A complex polynomial is determined by its zeros and ones. Let $P$ and $Q$ be two non-constant complex polynomials (in one variable).
Assume that
$$
\{z:\ P(z)=0\} = \{z:\ Q(z)=0\} \text{ and } \{z:\ P(z)=1\} = \{z:\ Q(z)=1\}
$$

Then show that $P=Q$.

I tried this: Define a polynomial $R=P-Q$. Now the roots of $R$ include the zeros as well as the ones of $P$ (and Q). If I could show that the set of zeros and ones of $P$ together form a set of degree greater than $P$ then we will be done since then $R$ would be the zero polynomial. But I am not even sure if that is true.
 A: The fact that the zeros of $P$ and $Q$ are the same means that $P$ and $Q$ are both of the form $(x-z_1)^{p_1}\cdot\ldots\cdot(x-z_n)^{p_n}$, where $p_i$'s for $P$ can be different from the $p_i$'s for $Q$.  
The proof that the powers must be equal is done by induction.  The result is clearly true when the number of factors is $1$.  So fix $P(z)$, let $n$ be the smallest possible number of factors in any polynomial sharing its roots and 1's with $P(z)$, and let $Q(z)$ be a polynomial with that number of factors.  If $P(z)\neq Q(z)$, then we can multiply and divide $P(z)$ and $Q(z)$ in a way that would result in a polynomial with a smaller number of factors, which would be a contradiction.
To answer your comment, an example for the number of factors being $2$ is:
If $P(x)=(x-z_1)^{p_1}(x-z_2)^{p_2}$ and $Q(x)=(x-z_1)^{q_1}(x-z_2)^{q_2}$, then WLOG assume $p_1\neq q_1$.  Then $P(x)^{q_1}\neq Q(x)^{p_1}$.  And dividing them, we see that $R(x)$ := $P(x)^{q_1}/Q(x)^{p_1}$ has the same set of $1$'s as $P(x)$ and $Q(x)$.  On the other hand, $R(x)=(x-z_2)^{q_1p_2-p_1q_2}$ (or 1/R(x) if that exponent is negative) is a polynomial consisting of just $1$ factor, contradicting the assumption that $Q(x)$ was the polynomial with the smallest number of factors that had the same roots as $P(x)$.
A: Your original idea works.
I will prove the following

Lemma: Let $P$ be a non-constant complex polynomial of degree $d$. Let $n$ and $m$ be the number of different zeros of $P$ and $P-1$, respectively. Then we have $n+m\geq d+1$.

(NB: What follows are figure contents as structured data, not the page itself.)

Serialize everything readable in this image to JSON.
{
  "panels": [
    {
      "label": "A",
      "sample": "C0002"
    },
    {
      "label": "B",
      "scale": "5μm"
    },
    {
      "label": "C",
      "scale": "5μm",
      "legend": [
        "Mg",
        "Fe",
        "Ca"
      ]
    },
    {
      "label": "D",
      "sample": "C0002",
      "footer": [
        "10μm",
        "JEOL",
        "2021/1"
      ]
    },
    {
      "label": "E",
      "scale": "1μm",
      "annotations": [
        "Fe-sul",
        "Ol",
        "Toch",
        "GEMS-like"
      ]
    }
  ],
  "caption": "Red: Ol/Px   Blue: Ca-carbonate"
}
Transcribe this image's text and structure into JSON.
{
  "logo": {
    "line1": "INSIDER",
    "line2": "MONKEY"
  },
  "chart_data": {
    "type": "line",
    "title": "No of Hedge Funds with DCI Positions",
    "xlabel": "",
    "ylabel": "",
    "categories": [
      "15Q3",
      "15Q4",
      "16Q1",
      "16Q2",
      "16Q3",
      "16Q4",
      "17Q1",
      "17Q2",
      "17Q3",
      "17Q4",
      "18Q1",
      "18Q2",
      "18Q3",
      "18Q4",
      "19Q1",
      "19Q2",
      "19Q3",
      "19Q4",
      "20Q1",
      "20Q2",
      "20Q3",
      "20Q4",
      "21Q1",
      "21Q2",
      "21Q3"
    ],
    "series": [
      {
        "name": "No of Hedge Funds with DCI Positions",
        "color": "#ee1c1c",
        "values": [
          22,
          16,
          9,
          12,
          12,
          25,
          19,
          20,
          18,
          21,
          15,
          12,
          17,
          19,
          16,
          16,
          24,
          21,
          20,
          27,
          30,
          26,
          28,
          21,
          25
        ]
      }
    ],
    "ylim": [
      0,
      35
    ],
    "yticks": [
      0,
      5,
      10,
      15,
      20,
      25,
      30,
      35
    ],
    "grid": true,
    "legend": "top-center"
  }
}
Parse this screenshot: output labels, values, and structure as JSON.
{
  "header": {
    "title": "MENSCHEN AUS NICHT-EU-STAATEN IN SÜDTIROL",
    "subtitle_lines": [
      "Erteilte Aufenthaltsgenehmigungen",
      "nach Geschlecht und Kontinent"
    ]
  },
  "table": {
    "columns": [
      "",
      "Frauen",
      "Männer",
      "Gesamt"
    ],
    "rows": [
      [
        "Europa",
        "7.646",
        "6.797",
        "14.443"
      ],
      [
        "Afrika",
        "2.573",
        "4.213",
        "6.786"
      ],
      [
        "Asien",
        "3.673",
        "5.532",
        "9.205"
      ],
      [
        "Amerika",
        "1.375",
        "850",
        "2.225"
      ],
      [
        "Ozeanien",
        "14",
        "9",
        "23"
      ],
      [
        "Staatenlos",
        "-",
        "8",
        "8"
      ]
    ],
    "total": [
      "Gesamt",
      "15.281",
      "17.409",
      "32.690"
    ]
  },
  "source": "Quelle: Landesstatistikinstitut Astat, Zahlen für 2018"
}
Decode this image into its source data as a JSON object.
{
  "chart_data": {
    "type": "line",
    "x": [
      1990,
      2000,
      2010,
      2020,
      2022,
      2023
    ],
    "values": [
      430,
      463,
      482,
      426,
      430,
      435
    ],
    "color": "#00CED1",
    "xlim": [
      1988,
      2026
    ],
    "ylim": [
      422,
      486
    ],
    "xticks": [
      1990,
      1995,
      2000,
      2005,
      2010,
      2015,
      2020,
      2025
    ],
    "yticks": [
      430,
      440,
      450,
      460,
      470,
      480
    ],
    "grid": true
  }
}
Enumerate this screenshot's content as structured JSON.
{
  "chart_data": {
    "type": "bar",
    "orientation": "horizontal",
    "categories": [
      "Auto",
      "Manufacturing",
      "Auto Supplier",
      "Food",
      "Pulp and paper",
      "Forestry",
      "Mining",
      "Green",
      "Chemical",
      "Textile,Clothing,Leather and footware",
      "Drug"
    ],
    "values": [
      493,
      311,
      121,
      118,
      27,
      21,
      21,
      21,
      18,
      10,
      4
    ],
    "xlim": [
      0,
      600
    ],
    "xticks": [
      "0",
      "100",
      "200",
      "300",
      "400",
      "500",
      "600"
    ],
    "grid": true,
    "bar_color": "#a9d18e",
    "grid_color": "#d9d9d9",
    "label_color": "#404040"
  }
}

The original question follows from the lemma by considering $P-Q$.
Proof of Lemma: Write $P=c\prod_{i=1}^n(x-z_i)^{r_i}$ and $P-1=c\prod_{j=1}^m(x-w_j)^{s_j}$. We have $$\frac{P'}P=\sum_{i=1}^n\frac{r_i}{x-z_i}$$ and similarly $$\frac{P'}{P-1}=\frac{(P-1)'}{P-1}=\sum_{j=1}^m\frac{s_j}{x-w_j}.$$
Taking the difference, we get:
$$\frac{P'}{P(P-1)}=\sum_{j=1}^m\frac{s_j}{x-w_j}-\sum_{i=1}^n\frac{r_i}{x-z_i}.$$
Multiplying both sides by $F=\left(\prod_{i=1}^n(x-z_i)\right)\left(\prod_{j=1}^m(x-w_j)\right)$, we see that the right hand side becomes a polynomial $G$. Therefore we have $FP'= P(P-1)G$, which has degree at least $2d$. Since $P'$ has degree $d-1$, it follows that $n+m=\deg F\geq d+1$.